My wife says: "I think we've come to a point where companies have gotten so big they don't have to care about the individual customer. When you're as big as the GNP of a small country, a $500 phone doesn't seem like a big deal. When the policy is written, they try to write it so no one can get around the policy, even when it would make sense. No one is given autonomy to go outside the policy, even when it would make sense. And nobody that has the authority to make a change is even aware that the situation occurs unless it reaches the media. As companies get larger and larger, this is just gonna get worse".
Why do phone companies try so hard to drive away subscribers with top-tier data plans who buy the top-of-the-line phone?
Won't thousands of other people make exactly the same mistake with the phone?
By the way: the tab? It's to pull the battery out of the phone. Don't ask me why they couldn't just put in a little fingernail notch.
Updated July 21 1PM EDT -
Motorola has also confirmed that following the instruction to pull the tab voids the phone's warranty.
We're not the only ones who pulled the tab as instructed.
Updated July 22 4:41 PM EDT -
I'm going to guess that this problem will mainly show up for folks who've had their DroidX phones shipped to them. These phones ship without an installed battery and no explanation for the tab. Folks who buy the phone at the store will typically have the salesperson install the battery, and the first time they'll encounter the tab is in the act of popping the battery out of the phone.

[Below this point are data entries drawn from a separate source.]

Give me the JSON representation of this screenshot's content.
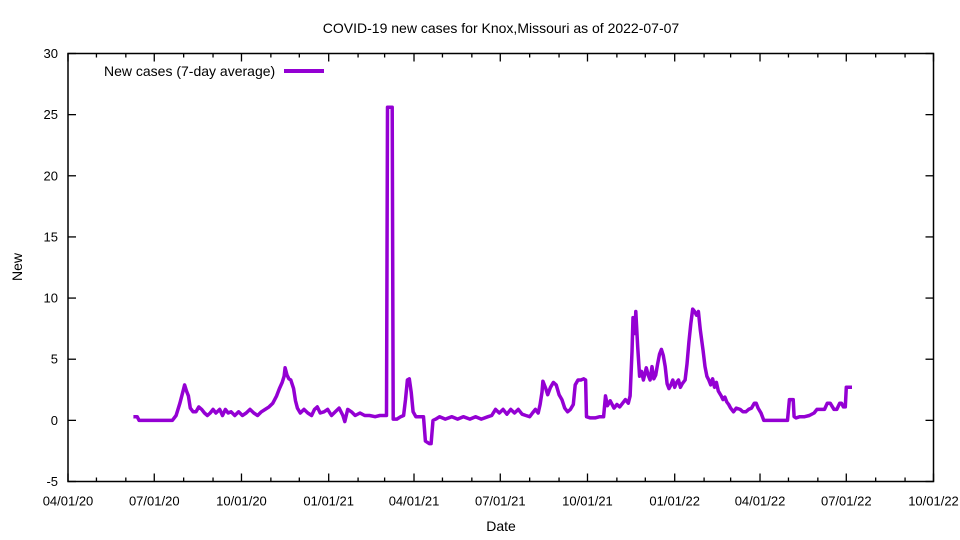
{
  "chart_data": {
    "type": "line",
    "title": "COVID-19 new cases for Knox,Missouri as of 2022-07-07",
    "xlabel": "Date",
    "ylabel": "New",
    "grid": false,
    "legend_position": "top-left-inside",
    "x_range": [
      "2020-04-01",
      "2022-10-01"
    ],
    "y_range": [
      -5,
      30
    ],
    "x_ticks": [
      {
        "label": "04/01/20",
        "date": "2020-04-01"
      },
      {
        "label": "07/01/20",
        "date": "2020-07-01"
      },
      {
        "label": "10/01/20",
        "date": "2020-10-01"
      },
      {
        "label": "01/01/21",
        "date": "2021-01-01"
      },
      {
        "label": "04/01/21",
        "date": "2021-04-01"
      },
      {
        "label": "07/01/21",
        "date": "2021-07-01"
      },
      {
        "label": "10/01/21",
        "date": "2021-10-01"
      },
      {
        "label": "01/01/22",
        "date": "2022-01-01"
      },
      {
        "label": "04/01/22",
        "date": "2022-04-01"
      },
      {
        "label": "07/01/22",
        "date": "2022-07-01"
      },
      {
        "label": "10/01/22",
        "date": "2022-10-01"
      }
    ],
    "x_minor_tick_interval": "1 month",
    "y_ticks": [
      -5,
      0,
      5,
      10,
      15,
      20,
      25,
      30
    ],
    "series": [
      {
        "name": "New cases (7-day average)",
        "color": "#9400D3",
        "points": [
          [
            "2020-06-09",
            0.3
          ],
          [
            "2020-06-13",
            0.3
          ],
          [
            "2020-06-15",
            0.0
          ],
          [
            "2020-07-20",
            0.0
          ],
          [
            "2020-07-24",
            0.4
          ],
          [
            "2020-07-28",
            1.4
          ],
          [
            "2020-08-01",
            2.6
          ],
          [
            "2020-08-02",
            2.9
          ],
          [
            "2020-08-04",
            2.4
          ],
          [
            "2020-08-06",
            2.0
          ],
          [
            "2020-08-08",
            1.0
          ],
          [
            "2020-08-11",
            0.7
          ],
          [
            "2020-08-14",
            0.7
          ],
          [
            "2020-08-17",
            1.1
          ],
          [
            "2020-08-20",
            0.9
          ],
          [
            "2020-08-23",
            0.6
          ],
          [
            "2020-08-26",
            0.4
          ],
          [
            "2020-08-29",
            0.6
          ],
          [
            "2020-09-01",
            0.9
          ],
          [
            "2020-09-04",
            0.6
          ],
          [
            "2020-09-08",
            0.9
          ],
          [
            "2020-09-11",
            0.4
          ],
          [
            "2020-09-14",
            0.9
          ],
          [
            "2020-09-17",
            0.6
          ],
          [
            "2020-09-20",
            0.7
          ],
          [
            "2020-09-24",
            0.4
          ],
          [
            "2020-09-28",
            0.7
          ],
          [
            "2020-10-02",
            0.4
          ],
          [
            "2020-10-06",
            0.6
          ],
          [
            "2020-10-10",
            0.9
          ],
          [
            "2020-10-14",
            0.6
          ],
          [
            "2020-10-18",
            0.4
          ],
          [
            "2020-10-22",
            0.7
          ],
          [
            "2020-10-26",
            0.9
          ],
          [
            "2020-10-30",
            1.1
          ],
          [
            "2020-11-03",
            1.4
          ],
          [
            "2020-11-07",
            2.0
          ],
          [
            "2020-11-10",
            2.6
          ],
          [
            "2020-11-13",
            3.1
          ],
          [
            "2020-11-15",
            3.6
          ],
          [
            "2020-11-16",
            4.3
          ],
          [
            "2020-11-18",
            3.7
          ],
          [
            "2020-11-20",
            3.4
          ],
          [
            "2020-11-22",
            3.3
          ],
          [
            "2020-11-25",
            2.6
          ],
          [
            "2020-11-27",
            1.6
          ],
          [
            "2020-11-29",
            1.0
          ],
          [
            "2020-12-02",
            0.6
          ],
          [
            "2020-12-06",
            0.9
          ],
          [
            "2020-12-10",
            0.6
          ],
          [
            "2020-12-14",
            0.4
          ],
          [
            "2020-12-17",
            0.9
          ],
          [
            "2020-12-20",
            1.1
          ],
          [
            "2020-12-23",
            0.6
          ],
          [
            "2020-12-27",
            0.7
          ],
          [
            "2020-12-31",
            0.9
          ],
          [
            "2021-01-04",
            0.4
          ],
          [
            "2021-01-08",
            0.7
          ],
          [
            "2021-01-12",
            1.0
          ],
          [
            "2021-01-16",
            0.4
          ],
          [
            "2021-01-18",
            -0.1
          ],
          [
            "2021-01-21",
            0.9
          ],
          [
            "2021-01-25",
            0.7
          ],
          [
            "2021-01-29",
            0.4
          ],
          [
            "2021-02-03",
            0.6
          ],
          [
            "2021-02-08",
            0.4
          ],
          [
            "2021-02-13",
            0.4
          ],
          [
            "2021-02-19",
            0.3
          ],
          [
            "2021-02-24",
            0.4
          ],
          [
            "2021-03-01",
            0.4
          ],
          [
            "2021-03-03",
            0.4
          ],
          [
            "2021-03-04",
            25.6
          ],
          [
            "2021-03-09",
            25.6
          ],
          [
            "2021-03-10",
            0.1
          ],
          [
            "2021-03-14",
            0.1
          ],
          [
            "2021-03-18",
            0.3
          ],
          [
            "2021-03-21",
            0.4
          ],
          [
            "2021-03-23",
            1.7
          ],
          [
            "2021-03-25",
            3.3
          ],
          [
            "2021-03-27",
            3.4
          ],
          [
            "2021-03-29",
            2.3
          ],
          [
            "2021-03-31",
            0.7
          ],
          [
            "2021-04-03",
            0.3
          ],
          [
            "2021-04-07",
            0.3
          ],
          [
            "2021-04-11",
            0.3
          ],
          [
            "2021-04-13",
            -1.7
          ],
          [
            "2021-04-17",
            -1.9
          ],
          [
            "2021-04-19",
            -1.9
          ],
          [
            "2021-04-21",
            0.0
          ],
          [
            "2021-04-24",
            0.1
          ],
          [
            "2021-04-28",
            0.3
          ],
          [
            "2021-05-04",
            0.1
          ],
          [
            "2021-05-11",
            0.3
          ],
          [
            "2021-05-17",
            0.1
          ],
          [
            "2021-05-23",
            0.3
          ],
          [
            "2021-05-30",
            0.1
          ],
          [
            "2021-06-05",
            0.3
          ],
          [
            "2021-06-11",
            0.1
          ],
          [
            "2021-06-18",
            0.3
          ],
          [
            "2021-06-22",
            0.4
          ],
          [
            "2021-06-26",
            0.9
          ],
          [
            "2021-06-30",
            0.6
          ],
          [
            "2021-07-04",
            0.9
          ],
          [
            "2021-07-08",
            0.5
          ],
          [
            "2021-07-12",
            0.9
          ],
          [
            "2021-07-16",
            0.6
          ],
          [
            "2021-07-20",
            0.9
          ],
          [
            "2021-07-24",
            0.5
          ],
          [
            "2021-07-28",
            0.4
          ],
          [
            "2021-08-01",
            0.3
          ],
          [
            "2021-08-04",
            0.6
          ],
          [
            "2021-08-07",
            0.9
          ],
          [
            "2021-08-10",
            0.6
          ],
          [
            "2021-08-12",
            1.3
          ],
          [
            "2021-08-14",
            2.3
          ],
          [
            "2021-08-15",
            3.2
          ],
          [
            "2021-08-18",
            2.6
          ],
          [
            "2021-08-20",
            2.1
          ],
          [
            "2021-08-23",
            2.7
          ],
          [
            "2021-08-26",
            3.1
          ],
          [
            "2021-08-29",
            2.9
          ],
          [
            "2021-09-01",
            2.1
          ],
          [
            "2021-09-04",
            1.7
          ],
          [
            "2021-09-07",
            1.0
          ],
          [
            "2021-09-10",
            0.7
          ],
          [
            "2021-09-13",
            0.9
          ],
          [
            "2021-09-16",
            1.3
          ],
          [
            "2021-09-18",
            2.9
          ],
          [
            "2021-09-21",
            3.3
          ],
          [
            "2021-09-24",
            3.3
          ],
          [
            "2021-09-27",
            3.4
          ],
          [
            "2021-09-29",
            3.3
          ],
          [
            "2021-09-30",
            0.3
          ],
          [
            "2021-10-04",
            0.2
          ],
          [
            "2021-10-09",
            0.2
          ],
          [
            "2021-10-14",
            0.3
          ],
          [
            "2021-10-18",
            0.3
          ],
          [
            "2021-10-20",
            2.0
          ],
          [
            "2021-10-22",
            1.2
          ],
          [
            "2021-10-25",
            1.6
          ],
          [
            "2021-10-29",
            1.0
          ],
          [
            "2021-11-01",
            1.3
          ],
          [
            "2021-11-04",
            1.1
          ],
          [
            "2021-11-07",
            1.4
          ],
          [
            "2021-11-10",
            1.7
          ],
          [
            "2021-11-13",
            1.4
          ],
          [
            "2021-11-15",
            2.0
          ],
          [
            "2021-11-17",
            5.6
          ],
          [
            "2021-11-18",
            8.4
          ],
          [
            "2021-11-20",
            7.1
          ],
          [
            "2021-11-21",
            8.9
          ],
          [
            "2021-11-23",
            6.0
          ],
          [
            "2021-11-25",
            3.6
          ],
          [
            "2021-11-27",
            4.0
          ],
          [
            "2021-11-29",
            3.3
          ],
          [
            "2021-12-02",
            4.3
          ],
          [
            "2021-12-04",
            3.7
          ],
          [
            "2021-12-06",
            3.3
          ],
          [
            "2021-12-08",
            4.4
          ],
          [
            "2021-12-10",
            3.4
          ],
          [
            "2021-12-12",
            3.7
          ],
          [
            "2021-12-14",
            4.6
          ],
          [
            "2021-12-16",
            5.4
          ],
          [
            "2021-12-18",
            5.8
          ],
          [
            "2021-12-20",
            5.3
          ],
          [
            "2021-12-22",
            4.4
          ],
          [
            "2021-12-24",
            3.0
          ],
          [
            "2021-12-26",
            2.6
          ],
          [
            "2021-12-28",
            2.9
          ],
          [
            "2021-12-30",
            3.3
          ],
          [
            "2022-01-01",
            2.7
          ],
          [
            "2022-01-03",
            3.1
          ],
          [
            "2022-01-05",
            3.3
          ],
          [
            "2022-01-07",
            2.7
          ],
          [
            "2022-01-09",
            3.0
          ],
          [
            "2022-01-12",
            3.3
          ],
          [
            "2022-01-14",
            4.6
          ],
          [
            "2022-01-16",
            6.4
          ],
          [
            "2022-01-18",
            7.9
          ],
          [
            "2022-01-20",
            9.1
          ],
          [
            "2022-01-22",
            8.9
          ],
          [
            "2022-01-24",
            8.6
          ],
          [
            "2022-01-26",
            8.9
          ],
          [
            "2022-01-28",
            7.4
          ],
          [
            "2022-01-31",
            5.7
          ],
          [
            "2022-02-02",
            4.4
          ],
          [
            "2022-02-04",
            3.6
          ],
          [
            "2022-02-06",
            3.3
          ],
          [
            "2022-02-08",
            2.9
          ],
          [
            "2022-02-10",
            3.4
          ],
          [
            "2022-02-12",
            2.7
          ],
          [
            "2022-02-14",
            3.1
          ],
          [
            "2022-02-16",
            2.4
          ],
          [
            "2022-02-19",
            2.0
          ],
          [
            "2022-02-21",
            1.7
          ],
          [
            "2022-02-23",
            1.9
          ],
          [
            "2022-02-25",
            1.5
          ],
          [
            "2022-02-27",
            1.3
          ],
          [
            "2022-03-01",
            1.0
          ],
          [
            "2022-03-04",
            0.7
          ],
          [
            "2022-03-07",
            1.0
          ],
          [
            "2022-03-11",
            0.9
          ],
          [
            "2022-03-14",
            0.7
          ],
          [
            "2022-03-17",
            0.7
          ],
          [
            "2022-03-20",
            0.9
          ],
          [
            "2022-03-23",
            1.0
          ],
          [
            "2022-03-26",
            1.4
          ],
          [
            "2022-03-28",
            1.4
          ],
          [
            "2022-03-30",
            1.0
          ],
          [
            "2022-04-02",
            0.6
          ],
          [
            "2022-04-05",
            0.0
          ],
          [
            "2022-04-12",
            0.0
          ],
          [
            "2022-04-20",
            0.0
          ],
          [
            "2022-04-30",
            0.0
          ],
          [
            "2022-05-02",
            1.7
          ],
          [
            "2022-05-06",
            1.7
          ],
          [
            "2022-05-07",
            0.3
          ],
          [
            "2022-05-09",
            0.2
          ],
          [
            "2022-05-13",
            0.3
          ],
          [
            "2022-05-18",
            0.3
          ],
          [
            "2022-05-23",
            0.4
          ],
          [
            "2022-05-28",
            0.6
          ],
          [
            "2022-05-31",
            0.9
          ],
          [
            "2022-06-04",
            0.9
          ],
          [
            "2022-06-08",
            0.9
          ],
          [
            "2022-06-11",
            1.4
          ],
          [
            "2022-06-14",
            1.4
          ],
          [
            "2022-06-18",
            0.9
          ],
          [
            "2022-06-21",
            0.9
          ],
          [
            "2022-06-24",
            1.4
          ],
          [
            "2022-06-26",
            1.4
          ],
          [
            "2022-06-28",
            1.1
          ],
          [
            "2022-06-30",
            1.1
          ],
          [
            "2022-07-01",
            2.7
          ],
          [
            "2022-07-07",
            2.7
          ]
        ]
      }
    ]
  },
  "colors": {
    "line": "#9400D3",
    "axis": "#000000",
    "text": "#000000",
    "background": "#FFFFFF"
  }
}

To clarify - we think the phone will work just fine. The part that's made us so mad is that the warranty is now gone. What happens if something does go wrong?
Updated July 24 12:35 AM EDT - Resolved? Maybe...

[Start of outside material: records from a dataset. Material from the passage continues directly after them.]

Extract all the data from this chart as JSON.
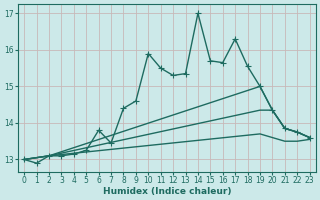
{
  "xlabel": "Humidex (Indice chaleur)",
  "xlim": [
    -0.5,
    23.5
  ],
  "ylim": [
    12.65,
    17.25
  ],
  "yticks": [
    13,
    14,
    15,
    16,
    17
  ],
  "xticks": [
    0,
    1,
    2,
    3,
    4,
    5,
    6,
    7,
    8,
    9,
    10,
    11,
    12,
    13,
    14,
    15,
    16,
    17,
    18,
    19,
    20,
    21,
    22,
    23
  ],
  "bg_color": "#cce9e9",
  "grid_color": "#c8b8b8",
  "line_color": "#1e6b60",
  "lines": [
    {
      "x": [
        0,
        1,
        2,
        3,
        4,
        5,
        6,
        7,
        8,
        9,
        10,
        11,
        12,
        13,
        14,
        15,
        16,
        17,
        18,
        19,
        20,
        21,
        22,
        23
      ],
      "y": [
        13.0,
        12.9,
        13.1,
        13.1,
        13.15,
        13.25,
        13.8,
        13.45,
        14.4,
        14.6,
        15.9,
        15.5,
        15.3,
        15.35,
        17.0,
        15.7,
        15.65,
        16.3,
        15.55,
        15.0,
        14.35,
        13.85,
        13.75,
        13.6
      ],
      "marker": "+",
      "ms": 4,
      "lw": 1.0
    },
    {
      "x": [
        0,
        2,
        19,
        20,
        21,
        22,
        23
      ],
      "y": [
        13.0,
        13.1,
        15.0,
        14.35,
        13.85,
        13.75,
        13.6
      ],
      "marker": "",
      "ms": 0,
      "lw": 1.0
    },
    {
      "x": [
        0,
        2,
        19,
        20,
        21,
        22,
        23
      ],
      "y": [
        13.0,
        13.1,
        14.35,
        14.35,
        13.85,
        13.75,
        13.6
      ],
      "marker": "",
      "ms": 0,
      "lw": 1.0
    },
    {
      "x": [
        0,
        2,
        19,
        20,
        21,
        22,
        23
      ],
      "y": [
        13.0,
        13.1,
        13.7,
        13.6,
        13.5,
        13.5,
        13.55
      ],
      "marker": "",
      "ms": 0,
      "lw": 1.0
    }
  ]
}
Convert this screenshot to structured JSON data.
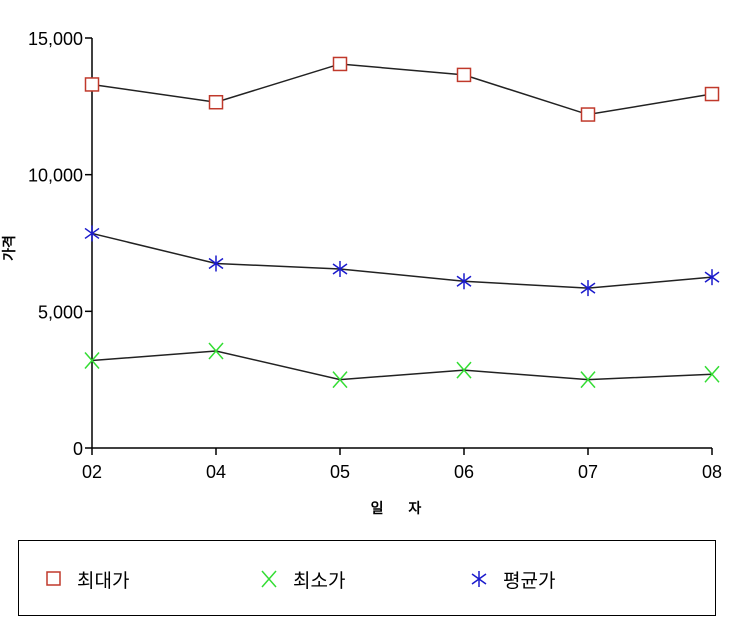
{
  "chart_data": {
    "type": "line",
    "categories": [
      "02",
      "04",
      "05",
      "06",
      "07",
      "08"
    ],
    "series": [
      {
        "name": "최대가",
        "values": [
          13300,
          12650,
          14050,
          13650,
          12200,
          12950
        ],
        "color": "#c0392b",
        "marker": "square"
      },
      {
        "name": "최소가",
        "values": [
          3200,
          3550,
          2500,
          2850,
          2500,
          2700
        ],
        "color": "#33dd33",
        "marker": "x"
      },
      {
        "name": "평균가",
        "values": [
          7850,
          6750,
          6550,
          6100,
          5850,
          6250
        ],
        "color": "#1a1acc",
        "marker": "asterisk"
      }
    ],
    "y_ticks": [
      "15,000",
      "10,000",
      "5,000",
      "0"
    ],
    "ylim": [
      0,
      15000
    ],
    "xlabel": "일 자",
    "ylabel": "가격",
    "line_color": "#222222",
    "grid": false,
    "legend_position": "bottom"
  }
}
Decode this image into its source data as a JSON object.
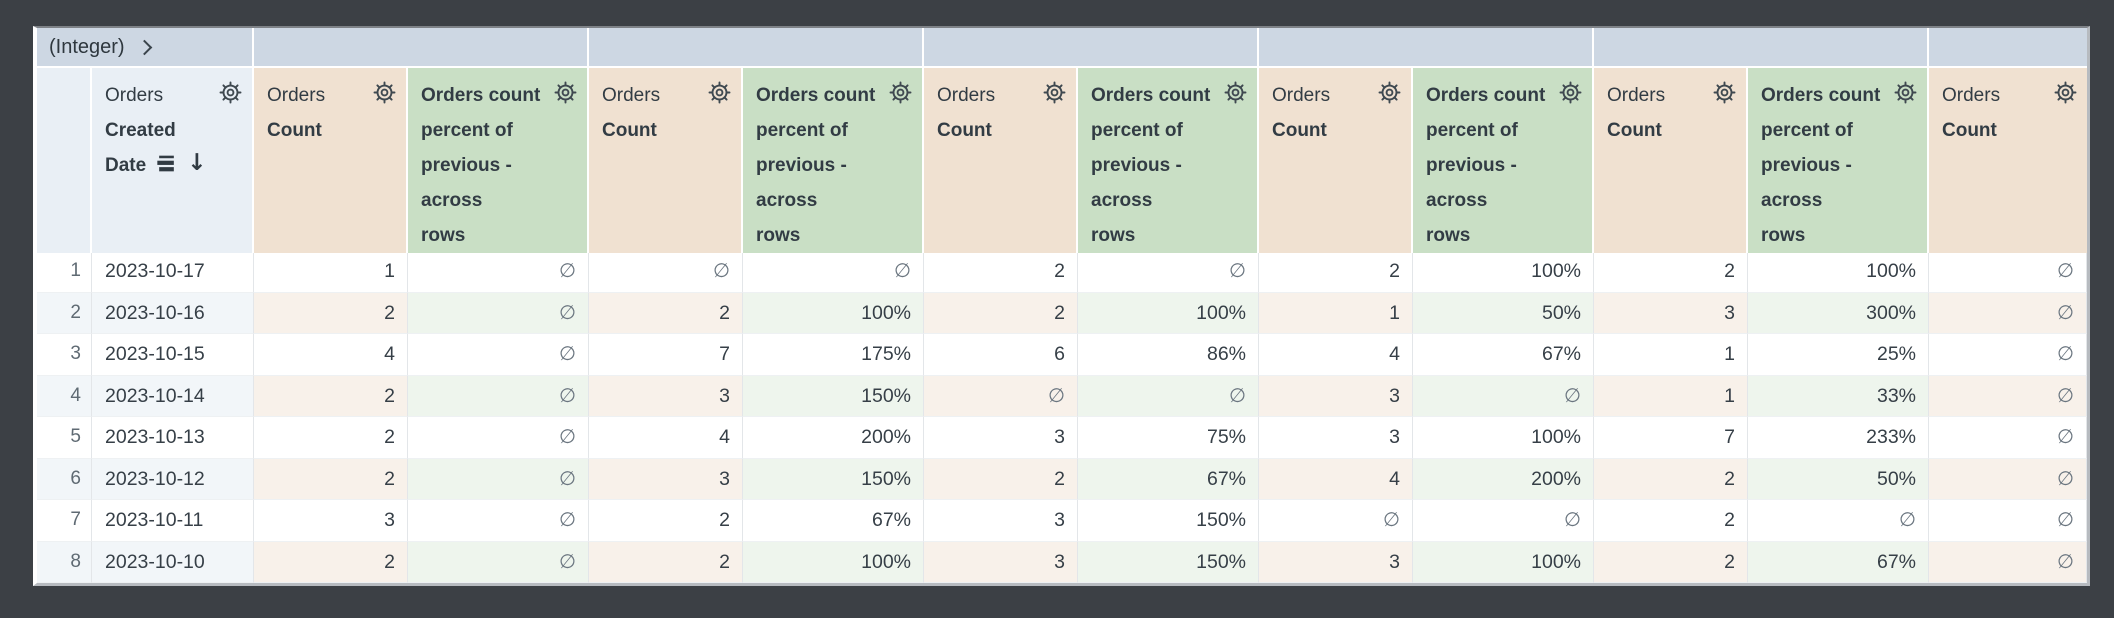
{
  "pivot_band": {
    "label": "(Integer)",
    "chevron_icon": "chevron-right"
  },
  "headers": {
    "dimension": {
      "view": "Orders",
      "field": "Created\nDate"
    },
    "measure": {
      "view": "Orders",
      "field": "Count"
    },
    "calc": "Orders count\npercent of\nprevious -\nacross\nrows",
    "calc_full": "Orders count percent of previous - across rows",
    "icons": {
      "gear": "settings-gear",
      "subtotal": "subtotal-rows",
      "sort": "arrow-down"
    },
    "sort_arrow": "↓"
  },
  "null_symbol": "∅",
  "rows": [
    {
      "index": "1",
      "date": "2023-10-17",
      "cells": [
        "1",
        "∅",
        "∅",
        "∅",
        "2",
        "∅",
        "2",
        "100%",
        "2",
        "100%",
        "∅"
      ]
    },
    {
      "index": "2",
      "date": "2023-10-16",
      "cells": [
        "2",
        "∅",
        "2",
        "100%",
        "2",
        "100%",
        "1",
        "50%",
        "3",
        "300%",
        "∅"
      ]
    },
    {
      "index": "3",
      "date": "2023-10-15",
      "cells": [
        "4",
        "∅",
        "7",
        "175%",
        "6",
        "86%",
        "4",
        "67%",
        "1",
        "25%",
        "∅"
      ]
    },
    {
      "index": "4",
      "date": "2023-10-14",
      "cells": [
        "2",
        "∅",
        "3",
        "150%",
        "∅",
        "∅",
        "3",
        "∅",
        "1",
        "33%",
        "∅"
      ]
    },
    {
      "index": "5",
      "date": "2023-10-13",
      "cells": [
        "2",
        "∅",
        "4",
        "200%",
        "3",
        "75%",
        "3",
        "100%",
        "7",
        "233%",
        "∅"
      ]
    },
    {
      "index": "6",
      "date": "2023-10-12",
      "cells": [
        "2",
        "∅",
        "3",
        "150%",
        "2",
        "67%",
        "4",
        "200%",
        "2",
        "50%",
        "∅"
      ]
    },
    {
      "index": "7",
      "date": "2023-10-11",
      "cells": [
        "3",
        "∅",
        "2",
        "67%",
        "3",
        "150%",
        "∅",
        "∅",
        "2",
        "∅",
        "∅"
      ]
    },
    {
      "index": "8",
      "date": "2023-10-10",
      "cells": [
        "2",
        "∅",
        "2",
        "100%",
        "3",
        "150%",
        "3",
        "100%",
        "2",
        "67%",
        "∅"
      ]
    }
  ],
  "colors": {
    "background": "#3c4045",
    "pivot_band": "#cdd7e3",
    "dimension_header": "#e9eff5",
    "measure_header": "#f0e1d1",
    "calc_header": "#c9dfc5",
    "stripe_dimension": "#f2f6f9",
    "stripe_measure": "#f8f1ea",
    "stripe_calc": "#eef5ed",
    "text": "#363f47"
  }
}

The Mrs. spoke to a different rep from Motorola yesterday who said "Huh? That doesn't sound right. Hang on while I check with support...No, Verizon is crazy, you didn't void your warranty...".
That sounds pretty good, but he had no way to put it in writing. He did ask the Mrs. to call back Verizon with the Moto case number to help straighten out their support desk, and suggested he'd look into getting Moto's story straight.
That's some relief - the Mrs. is using her DroidX at last, and is mollified, and the youngun is sleeping well tonight.
BUT - we have recent verbal assurance from Moto that the warranty is not void, and prior text assurance from Moto that it is void. That's not the happiest of resolutions. Would like to say we're done, but would rather hear policy from Moto and Verizon that clears this all up.